The greater the range of sources we show pupils, the more informed their sense of place becomes. Ask pupils to compare the sights, sounds, smells and overall ambience suggested by the different resources. What can this tell us about who might have created the source? Who might it have been made for? And why? Sometimes, the teacher can annotate the resources with personal experiences.

Even though Africa is the continent with the lowest access to modern technology and the Internet in particular, it is possible to supplement published sources with more direct contact with people in other places. We can now access a greater variety of eyewitness statements, sounds, news and pictures via the worldwide Web and email.

Sources of information tell you as much about the people who made the source as they do about the place in the source.

Exercises

The following exercise can be used with any picture:

Perceptions of place

Ask your pupils to look at a picture and write down a list of adjectives (6 –12) they would associate with this place.

Now categorize them, giving a "+" to those adjectives that are positive in the pupil's view e.g. clean; a "-" to those adjectives that are negative in the pupil's view, e.g. dirty; and a "=" to those adjectives which are neither positive nor negative e.g. muddy

  • Note – when unsure just categorize them as =

Now add up the number of +, – and =. How do you perceive the place in the picture? Is it predominantly negative, predominantly positive or do you have a balanced view?

Offer your own list and encourage children to look at each other's list. How do they differ? And what are the factors that influence interpretation?

Some sample factors that can influence perception:

  • experiences of that place
  • experiences of people you respect
  • how the media represent that place
  • attitudes of your family and peer group to people who are different and to places abroad

In conclusion, pupils are never too old to develop a sense of place and they should progress from simple sensory awareness of places through to deeper understanding of perceptions of places.

Here are some more exercises and ideas for exploring perceptions of place:

Adjectives

Take five images of a place, ask the pupils to select adjectives from an envelope and link them with the picture. Use the categories =, - and + to see how they see that place.

Where is this place?

At the beginning of a topic, give the pupils a collection of images which all come from the same country. Don’t tell them where they come from. Pupils seem to increase their observational powers looking in every corner of the picture for evidence when they don’t know where that place is.

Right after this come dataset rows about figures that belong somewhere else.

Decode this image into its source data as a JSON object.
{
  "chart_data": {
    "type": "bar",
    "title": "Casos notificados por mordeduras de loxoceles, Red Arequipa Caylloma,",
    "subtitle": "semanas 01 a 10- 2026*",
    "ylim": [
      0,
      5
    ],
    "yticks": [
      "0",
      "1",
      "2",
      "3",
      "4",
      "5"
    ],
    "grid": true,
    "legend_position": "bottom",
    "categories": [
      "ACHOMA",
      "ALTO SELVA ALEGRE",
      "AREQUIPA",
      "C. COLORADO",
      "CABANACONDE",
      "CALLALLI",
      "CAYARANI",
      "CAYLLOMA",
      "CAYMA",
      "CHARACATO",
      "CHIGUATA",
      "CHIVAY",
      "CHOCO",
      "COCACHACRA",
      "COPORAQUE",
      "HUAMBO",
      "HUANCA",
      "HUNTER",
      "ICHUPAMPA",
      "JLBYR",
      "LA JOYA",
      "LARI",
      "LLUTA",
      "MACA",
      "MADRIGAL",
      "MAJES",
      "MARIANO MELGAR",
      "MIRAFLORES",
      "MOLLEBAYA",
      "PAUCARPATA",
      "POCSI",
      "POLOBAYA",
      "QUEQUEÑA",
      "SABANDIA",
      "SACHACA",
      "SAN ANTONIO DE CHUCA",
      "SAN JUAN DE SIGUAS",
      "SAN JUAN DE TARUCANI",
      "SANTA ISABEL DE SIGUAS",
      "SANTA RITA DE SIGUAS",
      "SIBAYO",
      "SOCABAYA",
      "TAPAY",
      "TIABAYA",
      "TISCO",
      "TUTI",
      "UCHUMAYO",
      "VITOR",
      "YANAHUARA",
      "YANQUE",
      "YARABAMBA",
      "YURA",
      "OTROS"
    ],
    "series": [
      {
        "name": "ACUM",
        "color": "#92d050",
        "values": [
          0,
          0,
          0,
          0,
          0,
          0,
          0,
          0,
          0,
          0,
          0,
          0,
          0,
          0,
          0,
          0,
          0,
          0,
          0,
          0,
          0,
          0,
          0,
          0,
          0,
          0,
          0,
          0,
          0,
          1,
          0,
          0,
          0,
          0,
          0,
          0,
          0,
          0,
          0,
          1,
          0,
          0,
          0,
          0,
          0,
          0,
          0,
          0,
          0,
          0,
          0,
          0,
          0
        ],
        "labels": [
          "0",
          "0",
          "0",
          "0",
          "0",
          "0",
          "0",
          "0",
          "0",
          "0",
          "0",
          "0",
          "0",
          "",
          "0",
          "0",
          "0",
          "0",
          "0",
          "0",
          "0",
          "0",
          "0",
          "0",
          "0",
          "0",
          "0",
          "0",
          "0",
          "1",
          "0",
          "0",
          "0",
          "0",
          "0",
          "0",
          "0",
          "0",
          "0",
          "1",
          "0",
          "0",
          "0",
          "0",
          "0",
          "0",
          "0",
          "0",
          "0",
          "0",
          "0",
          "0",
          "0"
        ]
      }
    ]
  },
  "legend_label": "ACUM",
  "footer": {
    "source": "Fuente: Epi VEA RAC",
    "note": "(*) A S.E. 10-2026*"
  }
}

The debriefing should include questions like:

  • Which photographs surprised you?
  • Which gave you the most evidence?

The ‘wherever’ experience

Pupils are led into a darkened room and create a walk through experience where they encounter the sights, sounds, smells and touches of a country.

If you visit a country that you know you will be studying, then take a set of slides, record the ambient sounds and conversations, collect everyday objects that represent the country.

Use this to stimulate the pupils into enquiry questions that they subsequently will be taught about or can investigate independently.

Whose place is it?

Put each pupil into one of three groups representing an organisation from the country you are about to study, for example

  • the tourist authority wishing to increase visitors from abroad
  • an aid agency wishing to raise funds
  • a development corporation wishing to an export product

Get each group to design a brochure and an oral presentation around this set of images, describing the place to people abroad. After the presentations discuss with the pupils what they have learned about the way that places are represented.

Curriculum hooks

Geography – the study of a ‘less economically developing country’

Literacy – developing descriptive vocabulary of distant places

Global citizenship – getting children to feel positively about people in other places, and understand how to make others feel positive about people in other places.